Ottawa Citizen

The ‘right’ to erase the record

A European court ruling raises the question of access to our past

- BRIAN LEE CROWLEY Brian Lee Crowley (twitter.com/ brianleecr­owley) is the Managing Director of the MacdonaldL­aurier Institute, an independen­t non-partisan public policy think-tank in Ottawa: www. macdonaldl­aurier.ca.

To whom does the past belong?

That is the fundamenta­l question posed by the European Court of Justice’s (ECJ) decision last week to enshrine in European law the “right to be forgotten.”

The Spanish complainan­t in the case was upset that whenever you Googled his name, in addition to all sorts of things he approved of, you also learned some things about him that he would rather forget. Some years before he had had debt problems and newspaper notices about his related legal problems would pop up. His view was that those issues were old news and he had a right to demand that Google suppress offending links.

He was not alleging that the informatio­n was incorrect, libellous or malicious. His complaint was that it was old and that he was no longer the person described. His right to privacy trumped, in his view, everyone else’s right to know. The ECJ agreed and ordered Google to suppress the links and to do so in all future cases where private persons (i.e. not celebritie­s or political figures) may legitimate­ly feel that informatio­n about them is dated and damaging to them today.

Failure to come up with the right answer in each instance will expose Google to fines from various European privacy commission­s. This makes Google an agent of the privacy state, charged with deciding what we are free to learn about each other.

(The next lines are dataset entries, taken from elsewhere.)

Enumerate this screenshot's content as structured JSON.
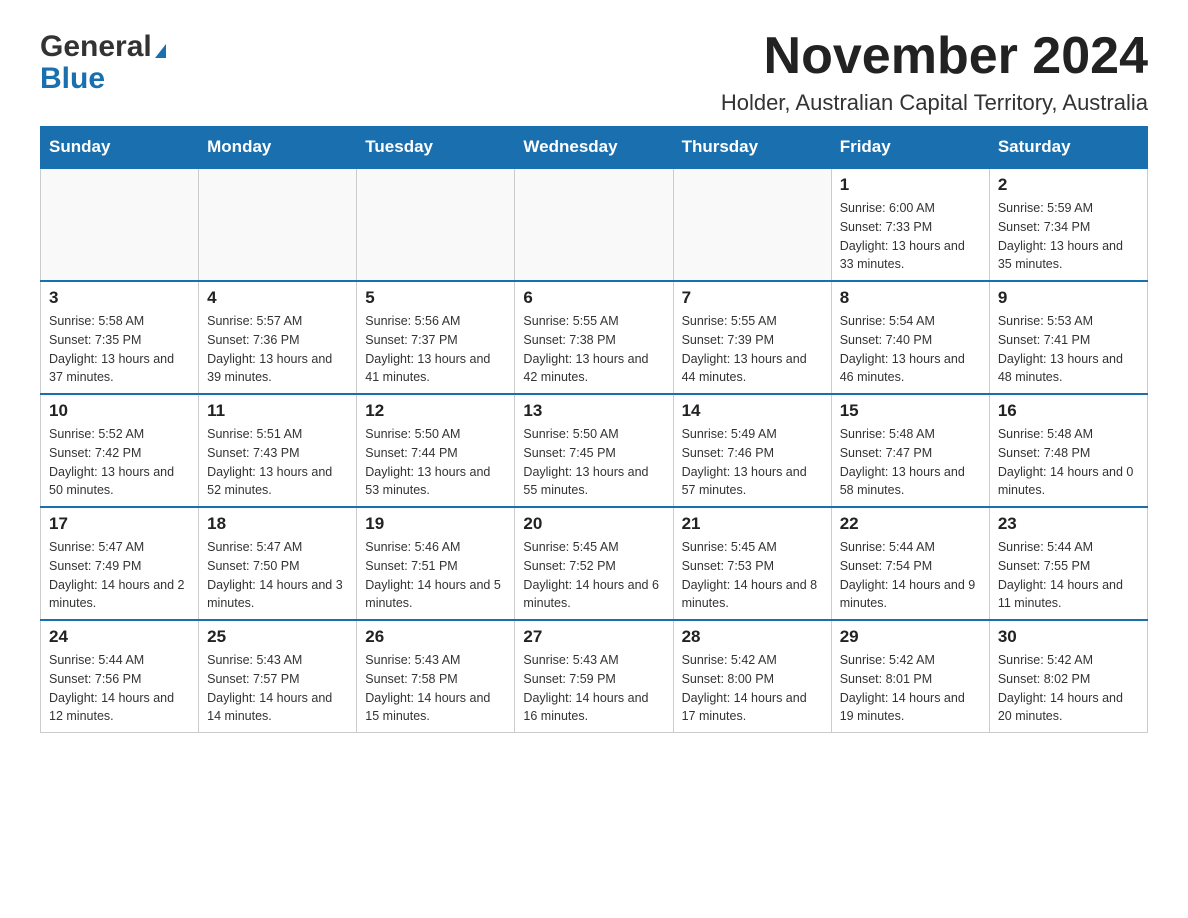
{
  "logo": {
    "general": "General",
    "blue": "Blue"
  },
  "title": "November 2024",
  "location": "Holder, Australian Capital Territory, Australia",
  "days_of_week": [
    "Sunday",
    "Monday",
    "Tuesday",
    "Wednesday",
    "Thursday",
    "Friday",
    "Saturday"
  ],
  "weeks": [
    [
      {
        "day": "",
        "sunrise": "",
        "sunset": "",
        "daylight": ""
      },
      {
        "day": "",
        "sunrise": "",
        "sunset": "",
        "daylight": ""
      },
      {
        "day": "",
        "sunrise": "",
        "sunset": "",
        "daylight": ""
      },
      {
        "day": "",
        "sunrise": "",
        "sunset": "",
        "daylight": ""
      },
      {
        "day": "",
        "sunrise": "",
        "sunset": "",
        "daylight": ""
      },
      {
        "day": "1",
        "sunrise": "Sunrise: 6:00 AM",
        "sunset": "Sunset: 7:33 PM",
        "daylight": "Daylight: 13 hours and 33 minutes."
      },
      {
        "day": "2",
        "sunrise": "Sunrise: 5:59 AM",
        "sunset": "Sunset: 7:34 PM",
        "daylight": "Daylight: 13 hours and 35 minutes."
      }
    ],
    [
      {
        "day": "3",
        "sunrise": "Sunrise: 5:58 AM",
        "sunset": "Sunset: 7:35 PM",
        "daylight": "Daylight: 13 hours and 37 minutes."
      },
      {
        "day": "4",
        "sunrise": "Sunrise: 5:57 AM",
        "sunset": "Sunset: 7:36 PM",
        "daylight": "Daylight: 13 hours and 39 minutes."
      },
      {
        "day": "5",
        "sunrise": "Sunrise: 5:56 AM",
        "sunset": "Sunset: 7:37 PM",
        "daylight": "Daylight: 13 hours and 41 minutes."
      },
      {
        "day": "6",
        "sunrise": "Sunrise: 5:55 AM",
        "sunset": "Sunset: 7:38 PM",
        "daylight": "Daylight: 13 hours and 42 minutes."
      },
      {
        "day": "7",
        "sunrise": "Sunrise: 5:55 AM",
        "sunset": "Sunset: 7:39 PM",
        "daylight": "Daylight: 13 hours and 44 minutes."
      },
      {
        "day": "8",
        "sunrise": "Sunrise: 5:54 AM",
        "sunset": "Sunset: 7:40 PM",
        "daylight": "Daylight: 13 hours and 46 minutes."
      },
      {
        "day": "9",
        "sunrise": "Sunrise: 5:53 AM",
        "sunset": "Sunset: 7:41 PM",
        "daylight": "Daylight: 13 hours and 48 minutes."
      }
    ],
    [
      {
        "day": "10",
        "sunrise": "Sunrise: 5:52 AM",
        "sunset": "Sunset: 7:42 PM",
        "daylight": "Daylight: 13 hours and 50 minutes."
      },
      {
        "day": "11",
        "sunrise": "Sunrise: 5:51 AM",
        "sunset": "Sunset: 7:43 PM",
        "daylight": "Daylight: 13 hours and 52 minutes."
      },
      {
        "day": "12",
        "sunrise": "Sunrise: 5:50 AM",
        "sunset": "Sunset: 7:44 PM",
        "daylight": "Daylight: 13 hours and 53 minutes."
      },
      {
        "day": "13",
        "sunrise": "Sunrise: 5:50 AM",
        "sunset": "Sunset: 7:45 PM",
        "daylight": "Daylight: 13 hours and 55 minutes."
      },
      {
        "day": "14",
        "sunrise": "Sunrise: 5:49 AM",
        "sunset": "Sunset: 7:46 PM",
        "daylight": "Daylight: 13 hours and 57 minutes."
      },
      {
        "day": "15",
        "sunrise": "Sunrise: 5:48 AM",
        "sunset": "Sunset: 7:47 PM",
        "daylight": "Daylight: 13 hours and 58 minutes."
      },
      {
        "day": "16",
        "sunrise": "Sunrise: 5:48 AM",
        "sunset": "Sunset: 7:48 PM",
        "daylight": "Daylight: 14 hours and 0 minutes."
      }
    ],
    [
      {
        "day": "17",
        "sunrise": "Sunrise: 5:47 AM",
        "sunset": "Sunset: 7:49 PM",
        "daylight": "Daylight: 14 hours and 2 minutes."
      },
      {
        "day": "18",
        "sunrise": "Sunrise: 5:47 AM",
        "sunset": "Sunset: 7:50 PM",
        "daylight": "Daylight: 14 hours and 3 minutes."
      },
      {
        "day": "19",
        "sunrise": "Sunrise: 5:46 AM",
        "sunset": "Sunset: 7:51 PM",
        "daylight": "Daylight: 14 hours and 5 minutes."
      },
      {
        "day": "20",
        "sunrise": "Sunrise: 5:45 AM",
        "sunset": "Sunset: 7:52 PM",
        "daylight": "Daylight: 14 hours and 6 minutes."
      },
      {
        "day": "21",
        "sunrise": "Sunrise: 5:45 AM",
        "sunset": "Sunset: 7:53 PM",
        "daylight": "Daylight: 14 hours and 8 minutes."
      },
      {
        "day": "22",
        "sunrise": "Sunrise: 5:44 AM",
        "sunset": "Sunset: 7:54 PM",
        "daylight": "Daylight: 14 hours and 9 minutes."
      },
      {
        "day": "23",
        "sunrise": "Sunrise: 5:44 AM",
        "sunset": "Sunset: 7:55 PM",
        "daylight": "Daylight: 14 hours and 11 minutes."
      }
    ],
    [
      {
        "day": "24",
        "sunrise": "Sunrise: 5:44 AM",
        "sunset": "Sunset: 7:56 PM",
        "daylight": "Daylight: 14 hours and 12 minutes."
      },
      {
        "day": "25",
        "sunrise": "Sunrise: 5:43 AM",
        "sunset": "Sunset: 7:57 PM",
        "daylight": "Daylight: 14 hours and 14 minutes."
      },
      {
        "day": "26",
        "sunrise": "Sunrise: 5:43 AM",
        "sunset": "Sunset: 7:58 PM",
        "daylight": "Daylight: 14 hours and 15 minutes."
      },
      {
        "day": "27",
        "sunrise": "Sunrise: 5:43 AM",
        "sunset": "Sunset: 7:59 PM",
        "daylight": "Daylight: 14 hours and 16 minutes."
      },
      {
        "day": "28",
        "sunrise": "Sunrise: 5:42 AM",
        "sunset": "Sunset: 8:00 PM",
        "daylight": "Daylight: 14 hours and 17 minutes."
      },
      {
        "day": "29",
        "sunrise": "Sunrise: 5:42 AM",
        "sunset": "Sunset: 8:01 PM",
        "daylight": "Daylight: 14 hours and 19 minutes."
      },
      {
        "day": "30",
        "sunrise": "Sunrise: 5:42 AM",
        "sunset": "Sunset: 8:02 PM",
        "daylight": "Daylight: 14 hours and 20 minutes."
      }
    ]
  ]
}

This has had two predictabl­e consequenc­es. A number of people with damaging pasts, such as disgraced politician­s and convicted pedophiles, have asked to have links revealing their misdeeds suppressed. And Google, which has no capacity to adjudicate claims to the right to be forgotten, will likely simply acquiesce in virtually all claims to have links deleted.

Advocates for greater privacy are cock-a-hoop. For them, informatio­n about you and your past belongs to you and you should have the right to prevent others from learning facts you may find embarrassi­ng.

But if we think through the logic of this “right to be forgotten” it is no victory for humanity. That logic would require, for example, that we not stop at mere Internet links. After all, it is the availabili­ty of the underlying informatio­n that is the real issue. To be consistent, the court would have to order that all the old newspapers that Google linked to would have to be cleansed of the offending informatio­n.

Turning old newspapers into Swiss cheese is a much more arresting image than the abstract “deletion of links” on a search engine. But that is exactly the principle the ECJ is admitting in its decision. If you find the idea of vandalizin­g the historical record appalling, you should find it just as appalling in cyberspace as in the newspaper morgue.

That’s because the past doesn’t just belong to the people who played a role in it. It is the common heritage of us all. We have an abiding need to protect the integrity of the truth and completene­ss of that record. As George Orwell so chillingly reminded us in Nineteen Eighty-Four, “He who controls the past controls the future. He who controls the present controls the past.”

Still fresh in Orwell’s mind were the Stalinist purges that resulted in people being expunged from the historical record, their faces erased from photos, their names expunged from the history books.

What we did in the past does not and cannot belong to us alone, even if our past acts embarrass us today. One of the most promising things about the Internet is that it is controlled by no one, making the control Orwell denounced all that much harder to achieve. For there to be a right to be forgotten, someone must have the power to erase the record. That’s far worse than being remembered.